Hearts before minds, he tells Democrats - A brain researcher says the party needs to tap voters' emotions to win.

WASHINGTON — Drew Westen, a genial 48-year-old psychologist and brain researcher, was talking to a rapt liberal audience about the role of emotion in politics, how to talk back aggressively to Republicans, and why going negative is not to be feared.

It was Day 2 of the progressive "Take Back America" confab, and those who had crowded into a meeting room of the Washington Hilton were about to discover why Westen, a psychology professor at Atlanta's Emory University and former associate professor at Harvard Medical School, had quietly become the great rumpled hope of Democrats who believe their candidates should have won the last two presidential elections.

Example: When President Bush recently refused to allow Karl Rove to testify under oath about his role in the sacking of federal prosecutors, Westen said, Democrats blundered. Instead of insisting Rove testify under oath, they simply should have said (over and over), "Mr. Bush, just what is it about 'So help me God' that you find so offensive?"

Westen has spent many years training psychologists, psychiatrists and social workers, and his major brush with fame before now had been the occasional commentary on National Public Radio. In the last several months, though, he has gone from a politically inclined nobody to a hot ticket, presenting his ideas to presidential campaigns, political strategists, pollsters, consultants and donors. In his work, they hope to find a grand unified theory of How Democrats Can Stop Blowing It.

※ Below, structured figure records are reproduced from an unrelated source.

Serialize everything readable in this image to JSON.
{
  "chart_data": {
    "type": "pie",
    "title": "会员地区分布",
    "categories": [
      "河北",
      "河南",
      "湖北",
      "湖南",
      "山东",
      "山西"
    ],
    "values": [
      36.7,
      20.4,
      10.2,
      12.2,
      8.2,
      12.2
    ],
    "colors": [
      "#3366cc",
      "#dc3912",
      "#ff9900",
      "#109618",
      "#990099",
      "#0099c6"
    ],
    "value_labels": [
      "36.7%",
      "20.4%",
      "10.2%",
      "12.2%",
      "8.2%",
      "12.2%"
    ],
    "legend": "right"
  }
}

In his new book, "The Political Brain: The Role of Emotion in Deciding the Fate of the Nation," Westen, who is not affiliated with a particular candidate, lays out his argument that Democrats must connect emotionally with the American electorate -- and that he can teach them how.

He writes that when Sen. John F. Kerry of Massachusetts let a Swift-boat veterans group drag his reputation through the mud (2004), when Al Gore put a nation to sleep with his talk of lockboxes and Medicare actuaries (2000), and when Michael S. Dukakis said he didn't believe in the death penalty even in the event of his wife's rape and murder (1988), Democrats were exhibiting their single worst tendency: intellectual dispassion.

That style is ballot-box poison, said Westen. "The political brain is an emotional brain," he said. "It prefers conclusions that are emotionally satisfying rather than conclusions that match the data."